Building Ticketmaster
Implement the virtual waiting room with token-based admission, atomic seat holds with TTL, and the confirm-or-release flow.
The virtual waiting room
Users join a queue served by a lightweight, independently-scaled service; admission is rate- controlled so the booking core sees only a trickle:
def enter_queue(user, event_id):
pos = queue.push(event_id, user) # FIFO (or lottery) — Redis list/sorted set
return {"position": pos, "token": None}
def admission_loop(event_id): # admit at a sustainable rate
while sale_open(event_id):
capacity = booking_capacity(event_id) # how many the core can take now
for user in queue.pop_n(event_id, capacity):
token = issue_entry_token(user, event_id, ttl="10m") # signed admission token
notify(user, {"admitted": True, "token": token})
wait(throttle_interval)
The queue (position lookups, admission) runs on a cacheable store; the seat service never sees the herd — only token-bearing admitted users.
Gating the seat flow with the token
Every seat action requires a valid admission token, so non-admitted traffic can’t touch the core:
def select_seats(token, seat_ids):
user = verify_token(token) # reject if not admitted / expired
return hold_seats(user, seat_ids)
Atomic seat holds (no double-sell)
Selecting a seat atomically flips it available → held with a TTL — only one user can win
each seat:
def hold_seats(user, seat_ids):
held = []
try:
for seat in seat_ids:
ok = db.execute( # atomic conditional transition
"UPDATE seats SET status='held', held_by=:u, hold_expires=:exp "

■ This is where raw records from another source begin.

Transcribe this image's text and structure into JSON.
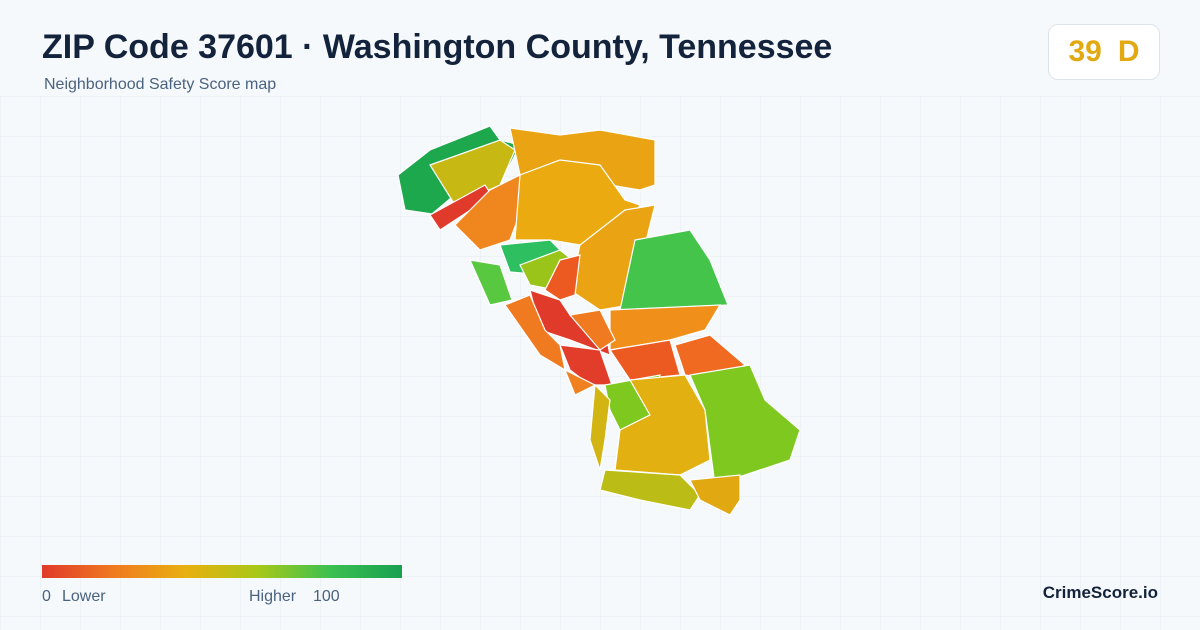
{
  "header": {
    "title": "ZIP Code 37601 · Washington County, Tennessee",
    "subtitle": "Neighborhood Safety Score map"
  },
  "score": {
    "value": "39",
    "grade": "D"
  },
  "legend": {
    "min": "0",
    "low_label": "Lower",
    "high_label": "Higher",
    "max": "100"
  },
  "brand": "CrimeScore.io"
}
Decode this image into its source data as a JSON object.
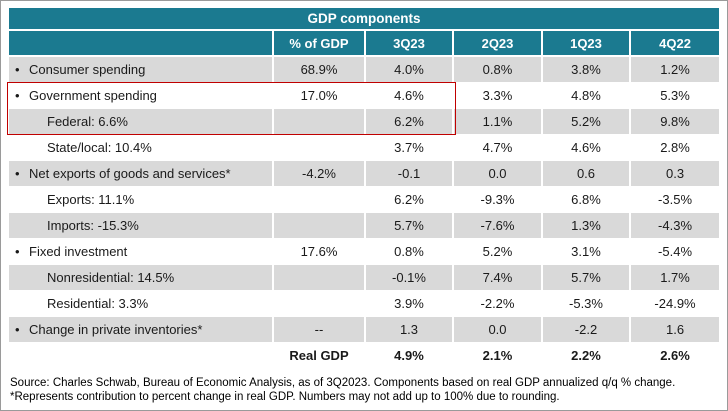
{
  "chart_data": {
    "type": "table",
    "title": "GDP components",
    "bullet_glyph": "•",
    "columns": [
      "",
      "% of GDP",
      "3Q23",
      "2Q23",
      "1Q23",
      "4Q22"
    ],
    "rows": [
      {
        "label": "Consumer spending",
        "bullet": true,
        "indent": false,
        "bold": false,
        "pct_gdp": "68.9%",
        "values": [
          "4.0%",
          "0.8%",
          "3.8%",
          "1.2%"
        ]
      },
      {
        "label": "Government spending",
        "bullet": true,
        "indent": false,
        "bold": false,
        "pct_gdp": "17.0%",
        "values": [
          "4.6%",
          "3.3%",
          "4.8%",
          "5.3%"
        ]
      },
      {
        "label": "Federal: 6.6%",
        "bullet": false,
        "indent": true,
        "bold": false,
        "pct_gdp": "",
        "values": [
          "6.2%",
          "1.1%",
          "5.2%",
          "9.8%"
        ]
      },
      {
        "label": "State/local: 10.4%",
        "bullet": false,
        "indent": true,
        "bold": false,
        "pct_gdp": "",
        "values": [
          "3.7%",
          "4.7%",
          "4.6%",
          "2.8%"
        ]
      },
      {
        "label": "Net exports of goods and services*",
        "bullet": true,
        "indent": false,
        "bold": false,
        "pct_gdp": "-4.2%",
        "values": [
          "-0.1",
          "0.0",
          "0.6",
          "0.3"
        ]
      },
      {
        "label": "Exports: 11.1%",
        "bullet": false,
        "indent": true,
        "bold": false,
        "pct_gdp": "",
        "values": [
          "6.2%",
          "-9.3%",
          "6.8%",
          "-3.5%"
        ]
      },
      {
        "label": "Imports: -15.3%",
        "bullet": false,
        "indent": true,
        "bold": false,
        "pct_gdp": "",
        "values": [
          "5.7%",
          "-7.6%",
          "1.3%",
          "-4.3%"
        ]
      },
      {
        "label": "Fixed investment",
        "bullet": true,
        "indent": false,
        "bold": false,
        "pct_gdp": "17.6%",
        "values": [
          "0.8%",
          "5.2%",
          "3.1%",
          "-5.4%"
        ]
      },
      {
        "label": "Nonresidential: 14.5%",
        "bullet": false,
        "indent": true,
        "bold": false,
        "pct_gdp": "",
        "values": [
          "-0.1%",
          "7.4%",
          "5.7%",
          "1.7%"
        ]
      },
      {
        "label": "Residential: 3.3%",
        "bullet": false,
        "indent": true,
        "bold": false,
        "pct_gdp": "",
        "values": [
          "3.9%",
          "-2.2%",
          "-5.3%",
          "-24.9%"
        ]
      },
      {
        "label": "Change in private inventories*",
        "bullet": true,
        "indent": false,
        "bold": false,
        "pct_gdp": "--",
        "values": [
          "1.3",
          "0.0",
          "-2.2",
          "1.6"
        ]
      },
      {
        "label": "",
        "bullet": false,
        "indent": false,
        "bold": true,
        "pct_gdp": "Real GDP",
        "values": [
          "4.9%",
          "2.1%",
          "2.2%",
          "2.6%"
        ]
      }
    ]
  },
  "footnotes": {
    "line1": "Source: Charles Schwab, Bureau of Economic Analysis, as of 3Q2023. Components based on real GDP annualized q/q % change.",
    "line2": "*Represents contribution to percent change in real GDP. Numbers may not add up to 100% due to rounding."
  },
  "colors": {
    "header_bg": "#1b7a90",
    "alt_row_bg": "#d9d9d9",
    "highlight_border": "#c00000",
    "header_text": "#ffffff",
    "body_text": "#1a1a1a"
  }
}
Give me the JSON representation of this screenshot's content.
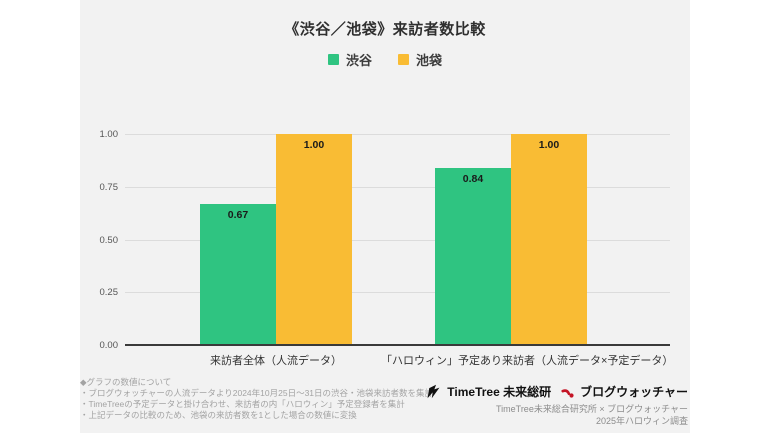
{
  "page": {
    "background": "#ffffff",
    "slide_background": "#f2f2f2"
  },
  "chart_data": {
    "type": "bar",
    "title": "《渋谷／池袋》来訪者数比較",
    "categories": [
      "来訪者全体（人流データ）",
      "「ハロウィン」予定あり来訪者（人流データ×予定データ）"
    ],
    "series": [
      {
        "name": "渋谷",
        "color": "#2fc481",
        "values": [
          0.67,
          0.84
        ],
        "labels": [
          "0.67",
          "0.84"
        ]
      },
      {
        "name": "池袋",
        "color": "#f9bc34",
        "values": [
          1.0,
          1.0
        ],
        "labels": [
          "1.00",
          "1.00"
        ]
      }
    ],
    "ylim": [
      0,
      1
    ],
    "y_ticks": [
      {
        "value": 0,
        "label": "0.00"
      },
      {
        "value": 0.25,
        "label": "0.25"
      },
      {
        "value": 0.5,
        "label": "0.50"
      },
      {
        "value": 0.75,
        "label": "0.75"
      },
      {
        "value": 1,
        "label": "1.00"
      }
    ],
    "grid": true,
    "legend_position": "top"
  },
  "notes": {
    "lines": [
      "◆グラフの数値について",
      "・ブログウォッチャーの人流データより2024年10月25日～31日の渋谷・池袋来訪者数を集計",
      "・TimeTreeの予定データと掛け合わせ、来訪者の内「ハロウィン」予定登録者を集計",
      "・上記データの比較のため、池袋の来訪者数を1とした場合の数値に変換"
    ]
  },
  "footer": {
    "timetree_logo_text": "TimeTree 未来総研",
    "blogwatcher_logo_text": "ブログウォッチャー",
    "blogwatcher_color": "#c41425",
    "credit_line1": "TimeTree未来総合研究所 × ブログウォッチャー",
    "credit_line2": "2025年ハロウィン調査"
  }
}
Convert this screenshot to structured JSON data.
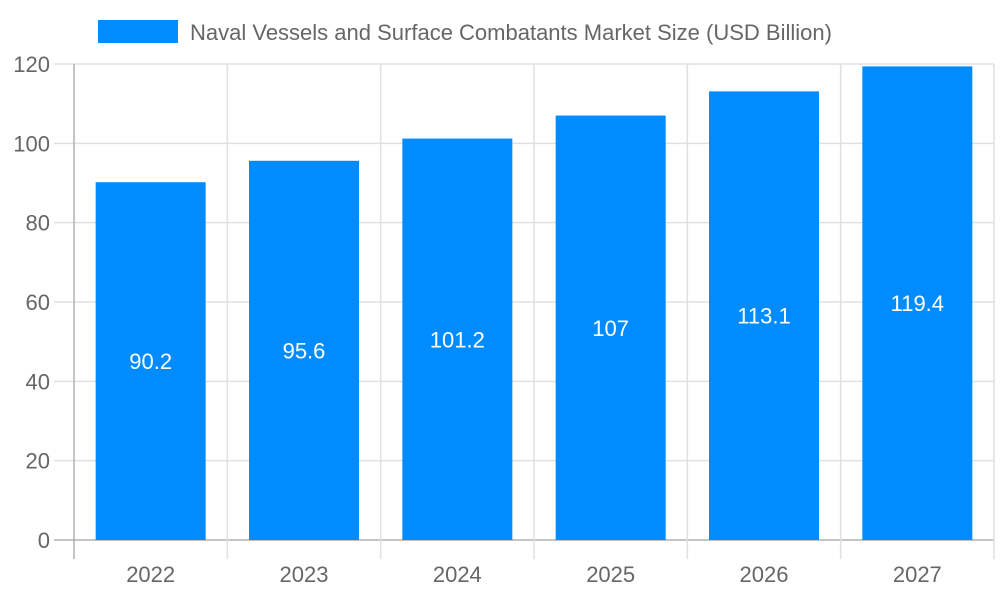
{
  "chart_data": {
    "type": "bar",
    "title": "",
    "xlabel": "",
    "ylabel": "",
    "categories": [
      "2022",
      "2023",
      "2024",
      "2025",
      "2026",
      "2027"
    ],
    "series": [
      {
        "name": "Naval Vessels and Surface Combatants Market Size (USD Billion)",
        "values": [
          90.2,
          95.6,
          101.2,
          107,
          113.1,
          119.4
        ]
      }
    ],
    "data_labels": [
      "90.2",
      "95.6",
      "101.2",
      "107",
      "113.1",
      "119.4"
    ],
    "ylim": [
      0,
      120
    ],
    "yticks": [
      "0",
      "20",
      "40",
      "60",
      "80",
      "100",
      "120"
    ],
    "grid": true,
    "legend_position": "top",
    "colors": {
      "bar": "#008cff",
      "text": "#666666",
      "grid": "#e0e0e0",
      "axis": "#b0b0b0",
      "data_label": "#ffffff"
    }
  }
}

"WHERE seat_id=:s AND status='available'",
u=user, s=seat, exp=now()+600)
if not ok: raise SeatTaken(seat) # someone else holds it
held.append(seat)
return held
except SeatTaken:
release(held) # all-or-nothing for the selection
raise
The WHERE status='available' makes the check-and-hold one atomic step — concurrent buyers
of the same seat can’t both succeed. A unique/exclusion guarantee per seat is the safety
net.
Hold expiry (don’t strand seats)
A background job (job scheduler) releases expired holds so abandoned carts free up seats:
def release_expired_holds():
for seat in seats.where(status="held", hold_expires_lt=now()):
db.execute("UPDATE seats SET status='available', held_by=NULL "
"WHERE seat_id=:s AND status='held'", s=seat.id)
Confirm or release
def checkout(token, seat_ids, payment):
user = verify_token(token)
charge(payment, price(seat_ids), idempotency_key=token+str(seat_ids)) # idempotent
with txn():
for seat in seat_ids:
ok = db.execute("UPDATE seats SET status='booked' "
"WHERE seat_id=:s AND status='held' AND held_by=:u",
s=seat, u=user)
if not ok: raise HoldLost(seat) # hold expired before pay → refund
issue_tickets(user, seat_ids)
If the hold lapsed before payment, the confirm fails and the charge is refunded — never sell a seat whose hold expired.
Fairness and anti-bot
- FIFO/lottery queue order; per-user ticket limits enforced at hold time.
- Anti-bot — CAPTCHA + rate limits + device/identity checks before queue entry; signed tokens prevent skipping the line.
Scale and failure handling
- Spike → absorbed by the queue; admission throttled to backend capacity (the core never overloads).
- Concurrent seat grabs → atomic conditional update; exactly one winner.
- Abandoned holds → TTL + sweeper free them.
- Payment fails / hold expired → confirm fails, refund, seat returns to available.
- Queue service failure → it’s decoupled and replicated; the seat core stays protected.
- Hot event → seat data sharded by event/section; the section being fought over is the contention point — atomic transitions serialize it correctly.
The takeaway
Concrete signals: a virtual waiting room with token-gated, rate-controlled admission (the herd never reaches the core), atomic seat holds with TTL (no double-sell under extreme concurrency), confirm-or-release with idempotent payment, and fairness + anti-bot. Admission control + atomic holds is the blueprint for any extreme-contention limited-inventory sale.